Astronomers in India Discover Supercluster of Galaxies, Name It 'Saraswati'

Indian scientists discover Saraswati — one of the most massive large-scale structures in the universe

"We were very surprised to spot this giant wall-like supercluster of galaxies, visible in a large spectroscopic survey of distant galaxies, known as the Sloan Digital Sky Survey", astronomer Somak Raychaudhury, director of the Inter University Centre for Astronomy & Astrophysics in Pune, India, said in a news release. The astronomers have named it Saraswati. The study carried out by these scientist says that the cluster is one of the largest known structures in the neighborhood, 4,000 million light-years away from Earth and roughly more than 10 billion years old. It is made up of at least 43 massive groups and clusters, and contains about 400 galaxies in total, giving it a combined mass 20 million billion times that of our sun.

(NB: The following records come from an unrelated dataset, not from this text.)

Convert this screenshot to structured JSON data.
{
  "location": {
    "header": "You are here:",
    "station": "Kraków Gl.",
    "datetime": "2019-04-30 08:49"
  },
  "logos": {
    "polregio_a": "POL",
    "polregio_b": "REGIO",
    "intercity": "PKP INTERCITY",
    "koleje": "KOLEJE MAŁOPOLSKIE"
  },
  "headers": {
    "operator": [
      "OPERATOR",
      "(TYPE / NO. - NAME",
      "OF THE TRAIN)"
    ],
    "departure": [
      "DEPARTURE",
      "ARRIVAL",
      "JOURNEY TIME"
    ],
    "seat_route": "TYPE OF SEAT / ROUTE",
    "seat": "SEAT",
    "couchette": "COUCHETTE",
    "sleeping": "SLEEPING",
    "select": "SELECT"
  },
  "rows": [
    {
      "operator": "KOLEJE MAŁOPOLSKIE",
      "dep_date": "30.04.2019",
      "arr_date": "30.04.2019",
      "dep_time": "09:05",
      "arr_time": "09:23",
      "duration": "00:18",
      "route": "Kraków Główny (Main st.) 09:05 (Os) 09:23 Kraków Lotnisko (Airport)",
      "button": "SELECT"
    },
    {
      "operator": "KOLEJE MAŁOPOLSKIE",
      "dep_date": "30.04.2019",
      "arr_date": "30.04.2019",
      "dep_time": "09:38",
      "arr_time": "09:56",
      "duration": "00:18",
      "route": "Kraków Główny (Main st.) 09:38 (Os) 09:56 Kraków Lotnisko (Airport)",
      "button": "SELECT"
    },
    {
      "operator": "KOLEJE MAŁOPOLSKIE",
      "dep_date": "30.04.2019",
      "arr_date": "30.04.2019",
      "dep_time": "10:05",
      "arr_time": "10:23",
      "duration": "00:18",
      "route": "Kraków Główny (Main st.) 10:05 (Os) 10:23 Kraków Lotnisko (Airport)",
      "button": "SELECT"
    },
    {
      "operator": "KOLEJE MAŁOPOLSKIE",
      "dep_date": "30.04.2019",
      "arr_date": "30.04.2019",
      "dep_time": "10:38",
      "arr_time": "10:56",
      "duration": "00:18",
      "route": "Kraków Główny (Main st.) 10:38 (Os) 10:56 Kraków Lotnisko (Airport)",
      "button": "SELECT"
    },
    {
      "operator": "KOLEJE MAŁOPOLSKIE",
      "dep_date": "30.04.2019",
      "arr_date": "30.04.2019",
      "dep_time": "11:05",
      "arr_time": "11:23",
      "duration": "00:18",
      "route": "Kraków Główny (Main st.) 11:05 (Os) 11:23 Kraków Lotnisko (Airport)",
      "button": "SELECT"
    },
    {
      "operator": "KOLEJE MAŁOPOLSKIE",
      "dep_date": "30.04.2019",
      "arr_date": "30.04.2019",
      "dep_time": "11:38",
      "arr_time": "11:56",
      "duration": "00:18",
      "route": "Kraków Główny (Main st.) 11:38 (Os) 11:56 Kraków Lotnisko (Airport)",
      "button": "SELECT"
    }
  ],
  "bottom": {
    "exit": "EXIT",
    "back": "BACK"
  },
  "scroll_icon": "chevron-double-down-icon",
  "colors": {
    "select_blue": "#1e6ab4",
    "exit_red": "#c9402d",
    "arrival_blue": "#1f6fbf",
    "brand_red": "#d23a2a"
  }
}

Extremely large supercluster of galaxies - as big as 20 million billion suns. The findings of these scientists were published in the latest issue of The Astrophysical Journal, the premier research journal of the American Astronomical Society. "These clusters often stretch to numerous hundred times the size of the galaxies clusters and consists of many thousands of galaxies", stated IUCAA. There are thin "filaments" that connect galaxies, forming a cosmic web, and there are large voids in between.

Giving into the fabulous charisma of the build of our existence, they added that when astronomers look far away, they see the universe from long ago, since light takes a while to reach us. The cluster of galaxies, found in the direction of the Pisces constellation, is one of the most massive large-scale structures in the universe.

In a bigger level cosmos, gravity attracts galaxies to come closer and form a cluster while the mysterious dark matter, repulsive in nature, hinders the binding of clusters and accelerates the expansion of the universe.

"This could push astronomers into rethinking about how such large structures form". More commonly known as the Goddess of knowledge in Hindu mythology, Saraswati is also the celestial goddess believed to be the keeper of the celestial rivers.

Joydeep Bagchi from IUCAA, the lead author of the paper and co-author Shishir Sankhyayan (PhD scholar at IISER, Pune) said, "This supercluster is clearly embedded in a large network of cosmic filaments traced by clusters and large voids". The Saraswati supercluster could challenge this premise, because it was formed so early and building such a big structure far back might have been hard. The Milky Way is a part of a local group, which has around 50 galaxies in it.